Na verdade, os dentes têm sido descritos como sendo o alvo mais frequente para o bullying, seguido de força física e peso corporal. Os alvos mais comuns dos agressores foram espaços entre os dentes, dentes ausentes, forma e coloração dos dentes, e incisivos superiores proeminentes.

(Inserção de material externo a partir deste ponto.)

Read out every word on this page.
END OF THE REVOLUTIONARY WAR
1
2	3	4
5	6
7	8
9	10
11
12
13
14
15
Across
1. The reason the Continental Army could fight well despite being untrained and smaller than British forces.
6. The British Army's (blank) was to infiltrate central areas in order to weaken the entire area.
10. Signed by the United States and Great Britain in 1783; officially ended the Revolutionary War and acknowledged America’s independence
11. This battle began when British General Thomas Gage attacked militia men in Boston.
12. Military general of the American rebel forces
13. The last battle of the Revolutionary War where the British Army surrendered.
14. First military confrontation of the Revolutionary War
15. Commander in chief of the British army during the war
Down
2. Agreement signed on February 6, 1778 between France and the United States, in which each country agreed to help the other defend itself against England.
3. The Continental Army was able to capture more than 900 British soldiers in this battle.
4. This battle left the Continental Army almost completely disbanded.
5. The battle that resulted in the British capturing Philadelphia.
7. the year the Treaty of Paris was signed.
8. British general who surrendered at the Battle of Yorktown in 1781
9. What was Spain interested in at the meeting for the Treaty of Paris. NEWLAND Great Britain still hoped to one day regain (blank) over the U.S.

O bullying é definido como uma forma específica de agressão, com um desequilíbrio de poder, onde um indivíduo mais forte causa sofrimento repetido e intencional a um indivíduo mais fraco. Existem diferentes formas de bullying, que pode ser direto ou indireto. O bullying direto inclui atos de agressão verbal ou física, como xingar ou bater; enquanto o indireto é descrito como exclusão social ou espalhar rumores. Sua prevalência pode variar de 10 a 60% dos adolescentes, atingindo, no mundo, entre 100 e 600 milhões de indivíduos diretamente envolvidos em casos de bullying por ano.

Acredita-se que o bullying não deve ser considerado uma simples disfunção de conduta, e propõe-se que pode ser o resultado de fatores ambientais ou individuais empobrecidos e de um consequente desenvolvimento adaptativo. No entanto, por mais estranho que possa parecer, atualmente é considerado por psicólogos como uma adaptação evolutiva com o propósito de melhorar os recursos somáticos, a seleção de parceiros, a afirmação de dominância e o status social. Isso pode explicar: porque o bullying é encontrado em diferentes culturas e regiões geográficas; porque ele não é limitado à civilização moderna e porque tantos adolescentes estão envolvidos nisso.

Os efeitos em longo prazo do bullying foram muito bem descritos em um recente artigo de revisão que avaliou estudos prospectivos controlados sobre condições de saúde preexistentes, situação familiar e outras formas de exposição à violência. Vítimas que foram acompanhadas da infância até a idade adulta tiveram um maior risco para problemas mentais, ansiedade e depressão, assim como relatos de pior saúde geral, mais dor corporal e recuperação mais lenta de doenças.

Além disso, as vítimas apresentavam nível educacional mais baixo, eram piores em administração financeira e ganhavam menos do que seus pares. Os agressores/vítimas tinham um risco levemente maior para ansiedade, depressão, eventos psicóticos e tentativas de suicídio do que as vítimas. Pouco se conhece em longo prazo sobre os agressores, mas esse grupo parece não ter risco aumentado para doenças mentais ou outros problemas de saúde; porém, são mais propensos a ter menor nível educacional, ficar desempregados e se envolver em crimes.

Em resumo, o bullying é um comportamento bastante frequente entre adolescentes, com efeitos de saúde e mentais, em longo prazo, tanto nas vítimas quanto nos agressores/vítimas; e a má oclusão pode ser um importante alvo para o bullying.

Fonte: Editorial publicado originalmente na DPJO (Dental Press Journal of Orthodontics), escrito pela editora-chefe Flávia Artese, na edição v24n2 do periódico.